Nam June Paik – "Exposition of Music-Electronic Television" | Prima grande mostra di Nam June Paik allestita in una galleria privata all’interno della residenza di proprietà dell’ architetto Rolf Jährling. Il titolo dell’opera indica il passaggio, dalla musica all’immagine elettronica, operato dall’artista. Quattro pianoforti, vari oggetti sonori di tipo meccanico, dodici televisori modificati per registrare, e la testa di un bue sopra i visitatori attesi all’ingresso. Oggi, questa camera espositiva è vista come il punto di partenza della videoarte.

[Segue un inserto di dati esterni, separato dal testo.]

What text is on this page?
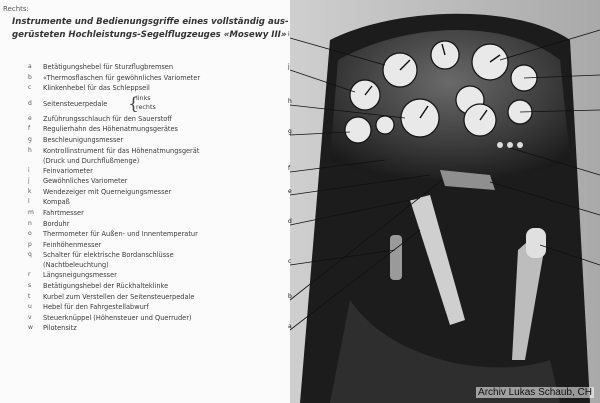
Rechts:
Instrumente und Bedienungsgriffe eines vollständig aus-
gerüsteten Hochleistungs-Segelflugzeuges «Mosewy III»
a	Betätigungshebel für Sturzflugbremsen
b	«Thermosflaschen für gewöhnliches Variometer
c	Klinkenhebel für das Schleppseil
d	Seitensteuerpedale {
links
rechts
e	Zuführungsschlauch für den Sauerstoff
f	Regulierhahn des Höhenatmungsgerätes
g	Beschleunigungsmesser
h	Kontrollinstrument für das Höhenatmungsgerät
(Druck und Durchflußmenge)
i	Feinvariometer
j	Gewöhnliches Variometer
k	Wendezeiger mit Querneigungsmesser
l	Kompaß
m	Fahrtmesser
n	Borduhr
o	Thermometer für Außen- und Innentemperatur
p	Feinhöhenmesser
q	Schalter für elektrische Bordanschlüsse
(Nachtbeleuchtung)
r	Längsneigungsmesser
s	Betätigungshebel der Rückhalteklinke
t	Kurbel zum Verstellen der Seitensteuerpedale
u	Hebel für den Fahrgestellabwurf
v	Steuerknüppel (Höhensteuer und Querruder)
w	Pilotensitz
i
j
h
g
f
e
d
c
b
a
Archiv Lukas Schaub, CH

Krypton – "Metamorfosi" | Moderno allestimento urbano, messo in scena nella piazza principale di Linz è un tipo di teatro-architettura con luci e laser. La struttura è costituita da grandi costruzioni tubolari, una piramide centrale alta diciotto metri, due parallelepipedi-palcoscenici laterali e un ponte sospeso sulla piazza. Quattro sistemi laser, luci e una multivisione sono alcune delle apparecchiature utilizzate per invadere l’intera piazza di una spettacolarità multisensoriale. Successivamente, allestito anche a Firenze.

01 | VIDEOTEATRO


Comunicazione 1987

Tam Teatromusica – "Macchine sensibili" | Microcosmo di energia dinamica. Suono primario e tecnologico, poli opposti di un universo pre-musicale, trovano un punto di contatto e diventano elementi di comunicazione. E’ possibile leggere all’interno della composizione brevi e incisivi racconti, ma, così come avviene nella creazione musicale, qui l’azione nasce prima di qualsiasi racconto. I quattro autori-attori disegnano altrettanti protagonisti di una scena astratta ed aperta, riconducibile ad uno schema di interpretazione della realtà.

Moltiplicazione 1987

Studio azzurro – "La camera astratta" | L’opera è uno spazio mentale, l’interno soggettivo di un essere umano, in cui gli attori rappresentano il riflesso nella coscienza dei rapporti vissuti o immaginati che si esasperano e si deformano. Mentre gli attori agiscono sulla scena, i monitor creano continuamente uno spazio dove tutto si amplifica, dimensioni e personaggi si moltiplicano. La musica conferisce il ritmo, segna il tempo e il respiro di quell’unico corpo universale e indeterminato che è il vero soggetto dello spettacolo.

Performance 2005

Fabrizio Crisafulli – "Magnetica City" | E’ uno spettacolo di luce che si svolge in esterno, ed ha per protagonista l’architettura, divenuta performativa. La facciata dell’edificio neorazionalista a Scandicci, è stata assunta come generatrice di forme geometriche in movimento, in modo da produrre, con un sistema di luci e grandi videoproiezioni, un’architettura virtuale mobile sovrapposta all’architettura reale. L’edificio esegue in tal modo uno spettacolo incentrato sui movimenti ritmici e sulle colorazioni variabili delle sue parti.

Dispositivi 2006

Santasangre – "84 06" | Il campo d’indagine è l’alterazione della realtà, la manipolazione del pensiero attraverso l’illusione delle immagini mediatiche. Lo spettacolo si svolge in una scatola di vetro, al suo interno un uomo è stato catturato per bloccare il suo istinto a pensare come individuo.
All’esterno lo spazio d’azione è macchinato da due figure, che a loro piacimento, con l’uso di dispositivi mediatici audio/ video, permettono alla scatola di vetro di animarsi per condizionare il pensiero dell’ultimo uomo.

Percorso 2010

UVA – "Volume" | Installazione su larga scala. Prima apparizione nel giardino del Victorian and Albert Museum di Londra, nel 2006. Da allora ha viaggiato fino a Hong Kong, Taiwan, San Pietroburgo e Melbourne. Consiste in un campo di 48 led luminosi, che emettendo suono dalle colonne rispondono al movimento dei visitatori, i quali tessono un percorso. La scultura crea il loro viaggio unico in luce e musica. Nel 2007 ha vinto il D&AD Yellow Pencil per Outstanding Achievement nella categoria installazione digitale.